El proceso de privatización no es transparente, pero cada ejercicio es más explícito e irreversible. Comenzaron “externalizando” determinados servicios accesorios (de restauración, limpieza, informática…). Siguieron con servicios estructurales, como el archivo de las historias clínicas o los laboratorios. Decidieron luego encargar a las empresas privadas la gestión de las pruebas diagnósticas y las intervenciones quirúrgicas más fáciles y rentables. A la vez promovieron los siete nuevos hospitales públicos de la región mediante una fórmula (ensayada, fracasada y abandonada en el Reino Unido) que consiste en confiar la construcción del centro y la prestación de los servicios no estrictamente clínicos (eso dicen) a una empresa privada. A continuación pusieron directamente en manos de una multinacional del sector la Fundación Jiménez Díaz y el nuevo hospital de Valdemoro, que nace completamente privado. Ahora nos anuncian que todos los nuevos centros hospitalarios pendientes de abrir en Madrid (Carabanchel, Torrejón, Móstoles, Villalba…) serán centros completamente privados. Y amenazan con extender el proceso a los centros de especialidad y a la atención primaria. En solo un lustro, si se cumplen los planes del PP, cerca de la mitad de los ciudadanos madrileños recibirán prestación sanitaria a través de empresas privadas.

Los defensores de este modelo aducen dos grandes ventajas. Dicen que así se abarata la puesta en marcha y la gestión del servicio hospitalario, pero en Madrid sabemos que la construcción de los siete nuevos hospitales hubiera costado 640 millones de euros mediante el procedimiento público tradicional. Mediante la fórmula neocon nos costarán más de 2.500 millones a lo largo de 30 años. Dicen también que el funcionamiento de estos centros bajo parámetros de gestión privada es más eficiente, pero en Madrid sabemos que la sanidad cada vez funciona peor. Conforme avanza el proceso de privatización, las listas de espera se alargan y las urgencias se colapsan un día sí y otro también. La propia presidenta regional ha tenido que admitir que muchos madrileños no quieren operarse en los centros privados que les asignan porque no les atribuyen suficientes garantías. Nunca hubo tantas quejas por el funcionamiento de la sanidad pública madrileña como ahora.
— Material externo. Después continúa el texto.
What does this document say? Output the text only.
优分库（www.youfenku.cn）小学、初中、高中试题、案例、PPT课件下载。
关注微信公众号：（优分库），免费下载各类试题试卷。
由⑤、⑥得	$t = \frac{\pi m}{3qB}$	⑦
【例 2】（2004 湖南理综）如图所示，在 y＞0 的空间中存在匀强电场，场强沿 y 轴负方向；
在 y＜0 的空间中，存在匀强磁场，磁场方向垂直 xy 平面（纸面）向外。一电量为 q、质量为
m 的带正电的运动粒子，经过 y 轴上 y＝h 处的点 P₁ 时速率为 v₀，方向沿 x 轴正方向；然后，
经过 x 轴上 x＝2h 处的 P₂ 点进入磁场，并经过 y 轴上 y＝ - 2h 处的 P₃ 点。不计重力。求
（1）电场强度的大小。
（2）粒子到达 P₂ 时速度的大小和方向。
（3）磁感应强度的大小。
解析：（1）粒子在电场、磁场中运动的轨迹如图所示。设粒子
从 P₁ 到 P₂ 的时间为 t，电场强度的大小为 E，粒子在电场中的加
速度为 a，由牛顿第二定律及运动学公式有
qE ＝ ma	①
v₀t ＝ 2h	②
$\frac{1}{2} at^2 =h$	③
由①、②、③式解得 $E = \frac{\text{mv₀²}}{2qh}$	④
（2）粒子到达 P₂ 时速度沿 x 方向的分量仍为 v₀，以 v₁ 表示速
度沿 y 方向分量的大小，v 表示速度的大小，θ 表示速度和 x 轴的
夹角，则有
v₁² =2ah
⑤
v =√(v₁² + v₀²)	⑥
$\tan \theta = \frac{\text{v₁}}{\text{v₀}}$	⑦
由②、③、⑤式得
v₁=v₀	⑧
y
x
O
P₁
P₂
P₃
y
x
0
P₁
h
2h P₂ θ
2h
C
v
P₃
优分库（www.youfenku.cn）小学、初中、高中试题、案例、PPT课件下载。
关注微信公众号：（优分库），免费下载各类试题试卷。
Las consecuencias reales de la privatización sanitaria son otras. Primero el dispendio económico. Varias empresas están multiplicando sus márgenes comerciales y sus resultados económicos metiendo la cuchara en el presupuesto de la sanidad pública. Y quieren más. Los funcionarios públicos, de formación y vocación contrastada, se sienten desbordados por el incremento de la demanda y la falta de recursos. Los usuarios asisten pasmados a la paradoja de saber que cada año se invierte más dinero de sus impuestos en la sanidad, y cada año funciona peor. Su comodidad se resiente. Su calidad de vida y su salud también. Y la desigualdad aumenta, porque el mensaje subliminal del gobierno regional es muy eficaz. Si quiere usted sanidad pública, confórmese con lo que hay. Ahora bien, si quiere algo mejor, ahí están los seguros privados. Para el que pueda. ¿Y el que no puede?

Hoy sabemos de una vuelta de tuerca más. El gobierno del PP anuncia un nuevo sistema de retribución para los trabajadores de la sanidad pública: “la retribución variable primará a aquellos empleados que reduzcan costes en pruebas diagnósticas y gasto farmacéutico”. Toma eficiencia. A costa de la salud, claro.

El servicio público requiere de revisiones y mejoras constantes en el sentido de la modernización y la eficiencia. Seguro. Pero sin perder su naturaleza. Porque su naturaleza pública es la garantía de la calidad y la igualdad de oportunidades, más allá del negocio.

En sanidad, al menos, sí importa el color del gato.